Transformer ses problèmes - par Lama Zopa Rinpoché

Compagnon

Il y a des années j'avais vu un reportage sur une chaîne documentaire. Il y avait un intellectuel juif connu, un écrivain je crois peut être Marek Hatler mais je n'en suis pas sûr. Celui-ci interviewait quelques "Justes". Des gens qui avaient protégé des juifs pendant la seconde guerre mondiale au péril de leur vie. Et lors de l'une de cette interview, on était chez une dame, des décennies avaient passé depuis la fin de la guerre et l’intervenant rappelait ces souvenirs à un dame d'un certain âge. Il essayait de comprendre pour quoi cette dame avait pris ces risques. Elle était incapable de répondre, c'était juste "normal" pour elle de protéger ces gens, surtout les enfants. Et à un moment, la dame sembla soudain submergée par l'émotion, plutôt du chagrin. L’internant fut surpris et lui demanda ce qui se passait. La dame lui expliqua alors qu'en repensant à tout cela elle se rendait compte qu'elle aurait pu prendre davantage de risques et en sauver plus, et elle était profondément triste de ne pas l'avoir fait. L'intervenant était médusé, il avait essayé de la réconforter en lui disant qu'elle avait fait quelque chose de magnifique, elle ne devait pas penser comme ça.
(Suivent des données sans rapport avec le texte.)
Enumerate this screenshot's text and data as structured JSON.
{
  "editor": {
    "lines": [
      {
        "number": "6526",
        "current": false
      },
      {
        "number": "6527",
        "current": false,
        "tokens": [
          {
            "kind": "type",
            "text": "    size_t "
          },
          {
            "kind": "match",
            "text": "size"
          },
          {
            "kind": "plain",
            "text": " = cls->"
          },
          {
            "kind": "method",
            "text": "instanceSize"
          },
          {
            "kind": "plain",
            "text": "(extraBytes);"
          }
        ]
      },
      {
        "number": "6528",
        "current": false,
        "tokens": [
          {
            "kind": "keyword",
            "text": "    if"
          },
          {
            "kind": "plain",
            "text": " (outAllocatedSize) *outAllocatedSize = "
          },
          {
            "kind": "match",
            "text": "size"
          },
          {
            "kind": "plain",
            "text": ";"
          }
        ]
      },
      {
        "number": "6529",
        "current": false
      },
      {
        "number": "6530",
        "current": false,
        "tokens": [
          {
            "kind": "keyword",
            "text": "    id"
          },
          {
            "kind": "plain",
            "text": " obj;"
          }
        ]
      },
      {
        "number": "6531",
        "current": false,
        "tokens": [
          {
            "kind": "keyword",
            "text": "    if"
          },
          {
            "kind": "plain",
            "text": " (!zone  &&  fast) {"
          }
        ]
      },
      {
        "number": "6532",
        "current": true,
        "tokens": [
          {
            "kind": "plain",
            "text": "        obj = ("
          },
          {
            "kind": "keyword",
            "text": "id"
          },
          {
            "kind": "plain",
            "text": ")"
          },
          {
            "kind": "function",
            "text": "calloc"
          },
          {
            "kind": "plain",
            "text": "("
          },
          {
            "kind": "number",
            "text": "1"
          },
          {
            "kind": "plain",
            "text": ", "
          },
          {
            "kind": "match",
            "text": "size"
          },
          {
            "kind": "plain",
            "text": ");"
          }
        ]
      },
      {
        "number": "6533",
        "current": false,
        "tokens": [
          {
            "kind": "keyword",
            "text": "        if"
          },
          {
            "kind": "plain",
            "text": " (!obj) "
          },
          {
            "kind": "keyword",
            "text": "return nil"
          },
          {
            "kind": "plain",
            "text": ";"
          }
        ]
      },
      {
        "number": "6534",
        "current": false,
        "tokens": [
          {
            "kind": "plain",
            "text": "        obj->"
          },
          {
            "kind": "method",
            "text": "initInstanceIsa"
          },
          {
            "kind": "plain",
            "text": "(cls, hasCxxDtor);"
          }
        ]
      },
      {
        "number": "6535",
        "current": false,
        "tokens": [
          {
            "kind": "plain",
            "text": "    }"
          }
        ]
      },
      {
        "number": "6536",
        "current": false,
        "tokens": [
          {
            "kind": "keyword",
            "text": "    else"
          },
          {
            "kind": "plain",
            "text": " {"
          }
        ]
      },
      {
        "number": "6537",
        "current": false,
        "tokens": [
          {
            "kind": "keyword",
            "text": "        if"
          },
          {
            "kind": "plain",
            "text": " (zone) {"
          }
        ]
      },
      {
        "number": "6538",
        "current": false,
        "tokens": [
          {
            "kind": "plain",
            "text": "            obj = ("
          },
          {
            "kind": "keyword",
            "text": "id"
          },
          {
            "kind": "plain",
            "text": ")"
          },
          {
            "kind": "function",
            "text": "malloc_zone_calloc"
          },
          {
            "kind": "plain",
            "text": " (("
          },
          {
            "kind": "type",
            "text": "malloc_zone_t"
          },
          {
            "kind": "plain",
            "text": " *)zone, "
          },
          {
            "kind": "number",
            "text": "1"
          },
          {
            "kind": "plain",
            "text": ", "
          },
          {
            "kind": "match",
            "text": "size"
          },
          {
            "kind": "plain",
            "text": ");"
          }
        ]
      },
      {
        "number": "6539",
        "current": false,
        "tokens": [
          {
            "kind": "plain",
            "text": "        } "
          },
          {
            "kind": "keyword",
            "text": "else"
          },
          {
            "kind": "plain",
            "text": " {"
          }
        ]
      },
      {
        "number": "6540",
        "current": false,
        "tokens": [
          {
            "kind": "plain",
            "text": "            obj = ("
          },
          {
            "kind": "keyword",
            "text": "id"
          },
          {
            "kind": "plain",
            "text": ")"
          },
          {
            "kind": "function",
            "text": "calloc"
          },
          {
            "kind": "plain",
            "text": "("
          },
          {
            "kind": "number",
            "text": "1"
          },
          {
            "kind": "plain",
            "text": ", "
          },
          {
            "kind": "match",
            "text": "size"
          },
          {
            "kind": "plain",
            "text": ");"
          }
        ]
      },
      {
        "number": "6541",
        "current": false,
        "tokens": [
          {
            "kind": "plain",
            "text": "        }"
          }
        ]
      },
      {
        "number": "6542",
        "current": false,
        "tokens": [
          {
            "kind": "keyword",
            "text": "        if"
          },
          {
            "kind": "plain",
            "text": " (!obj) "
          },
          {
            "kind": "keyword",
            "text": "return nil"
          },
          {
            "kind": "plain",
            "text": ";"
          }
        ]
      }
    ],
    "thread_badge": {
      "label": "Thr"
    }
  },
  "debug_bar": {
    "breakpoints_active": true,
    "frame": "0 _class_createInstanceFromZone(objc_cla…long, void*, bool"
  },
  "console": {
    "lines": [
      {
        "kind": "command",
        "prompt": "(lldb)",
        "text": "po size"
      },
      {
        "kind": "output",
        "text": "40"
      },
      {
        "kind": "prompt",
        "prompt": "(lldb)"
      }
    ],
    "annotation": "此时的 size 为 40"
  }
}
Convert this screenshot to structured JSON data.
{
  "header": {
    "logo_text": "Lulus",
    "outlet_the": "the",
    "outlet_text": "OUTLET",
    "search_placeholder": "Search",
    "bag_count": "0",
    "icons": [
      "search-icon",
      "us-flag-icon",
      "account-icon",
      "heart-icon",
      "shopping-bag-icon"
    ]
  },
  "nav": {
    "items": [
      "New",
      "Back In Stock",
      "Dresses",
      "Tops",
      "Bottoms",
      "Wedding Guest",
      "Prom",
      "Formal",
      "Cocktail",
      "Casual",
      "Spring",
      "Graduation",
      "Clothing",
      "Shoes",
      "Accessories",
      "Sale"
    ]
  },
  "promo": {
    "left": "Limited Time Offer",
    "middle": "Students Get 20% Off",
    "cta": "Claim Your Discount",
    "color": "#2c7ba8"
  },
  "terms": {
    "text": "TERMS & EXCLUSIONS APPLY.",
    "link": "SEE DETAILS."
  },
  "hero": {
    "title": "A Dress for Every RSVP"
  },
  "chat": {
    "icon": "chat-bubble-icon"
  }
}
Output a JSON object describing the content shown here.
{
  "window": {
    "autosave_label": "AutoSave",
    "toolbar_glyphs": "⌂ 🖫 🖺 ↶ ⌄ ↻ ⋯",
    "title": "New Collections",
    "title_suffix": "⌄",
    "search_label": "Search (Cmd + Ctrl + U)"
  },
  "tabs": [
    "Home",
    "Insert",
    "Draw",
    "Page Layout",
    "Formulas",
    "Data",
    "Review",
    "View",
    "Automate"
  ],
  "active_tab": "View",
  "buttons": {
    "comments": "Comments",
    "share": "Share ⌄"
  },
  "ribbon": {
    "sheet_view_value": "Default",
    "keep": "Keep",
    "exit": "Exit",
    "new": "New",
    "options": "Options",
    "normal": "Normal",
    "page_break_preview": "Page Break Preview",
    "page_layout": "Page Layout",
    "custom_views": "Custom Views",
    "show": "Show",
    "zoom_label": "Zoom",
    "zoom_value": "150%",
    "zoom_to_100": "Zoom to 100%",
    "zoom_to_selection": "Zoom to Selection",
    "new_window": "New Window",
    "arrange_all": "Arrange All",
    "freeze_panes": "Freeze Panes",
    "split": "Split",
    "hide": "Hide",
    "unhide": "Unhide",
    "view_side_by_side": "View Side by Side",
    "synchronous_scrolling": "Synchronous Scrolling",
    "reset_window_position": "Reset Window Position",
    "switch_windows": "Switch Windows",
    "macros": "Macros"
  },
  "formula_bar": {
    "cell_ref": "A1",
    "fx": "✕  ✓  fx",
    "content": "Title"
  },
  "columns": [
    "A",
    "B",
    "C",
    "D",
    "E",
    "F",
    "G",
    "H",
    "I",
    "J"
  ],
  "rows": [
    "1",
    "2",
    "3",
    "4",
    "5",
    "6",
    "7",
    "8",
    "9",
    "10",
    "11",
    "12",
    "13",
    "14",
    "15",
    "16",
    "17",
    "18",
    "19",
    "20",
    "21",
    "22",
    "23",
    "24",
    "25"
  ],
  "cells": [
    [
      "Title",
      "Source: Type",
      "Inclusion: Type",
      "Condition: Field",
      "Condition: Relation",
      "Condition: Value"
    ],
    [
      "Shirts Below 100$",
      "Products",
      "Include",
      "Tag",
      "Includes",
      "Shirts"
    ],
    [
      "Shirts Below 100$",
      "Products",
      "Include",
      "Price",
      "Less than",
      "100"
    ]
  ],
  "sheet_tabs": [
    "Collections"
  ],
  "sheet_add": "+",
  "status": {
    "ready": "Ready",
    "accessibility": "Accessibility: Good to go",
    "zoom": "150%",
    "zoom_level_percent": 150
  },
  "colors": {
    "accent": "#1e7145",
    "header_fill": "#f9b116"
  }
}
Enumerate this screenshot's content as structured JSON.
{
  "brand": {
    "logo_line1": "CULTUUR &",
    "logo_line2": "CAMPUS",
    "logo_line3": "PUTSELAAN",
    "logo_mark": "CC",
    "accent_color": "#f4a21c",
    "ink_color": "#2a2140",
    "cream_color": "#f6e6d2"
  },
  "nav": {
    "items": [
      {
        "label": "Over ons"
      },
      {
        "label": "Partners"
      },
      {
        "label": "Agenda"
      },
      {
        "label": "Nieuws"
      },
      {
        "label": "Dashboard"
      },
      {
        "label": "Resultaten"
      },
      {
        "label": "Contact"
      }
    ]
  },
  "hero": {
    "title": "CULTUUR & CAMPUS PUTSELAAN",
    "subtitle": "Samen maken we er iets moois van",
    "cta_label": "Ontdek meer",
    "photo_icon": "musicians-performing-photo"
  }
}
Donc en effet c'est la façon dont nous jugeons ce qui nous arrive. Cette dame au lieu de s’enorgueillir avait honte de ne pas en avoir fait davantage alors qu'elle avait déjà fait quelque chose d'immense.

Pour ceux qui l'on vu , à la fin du film La Liste de Schindler; le personnage de Schindler réagit de la même façon. Quand il doit fuir son usine devant l'arrivée des troupes russes et doit laisser les ouvriers juifs qu'il a protégés, il fond en larmes et se met à leurs dire qu'il aurait pu et du en sauver plus et il se met à leurs donner son manteau de fourrure, sa montre, tout ce qui a de la valeur sur lui pour essayer de monnayer auprès des russes, ou d'autres, la vie de juifs.
Compagnon

@Zopa2 : C'est vrai ce texte semble définir un objectif tellement irréaliste qu'on peut douter de sa faisabilité quand on connait la nature humaine et les aléas de la vie. Tout à fait d'accord. Une telle attitude aussi bien impassible que positive semble relever de la fiction. Je ne sais pas si c'est possible. Toutefois, en principe le Bouddha y est arrivé et au moins du coté du Mahayana, la bouddhéïté est présentée comme accessible à chacun. Ensuite l'objectif du Bouddha en quittant sa vie dorée était en apparence tout aussi irréaliste : trouver le remède à la souffrance humaine. Un objectif qui peut sembler fou. Et pourtant...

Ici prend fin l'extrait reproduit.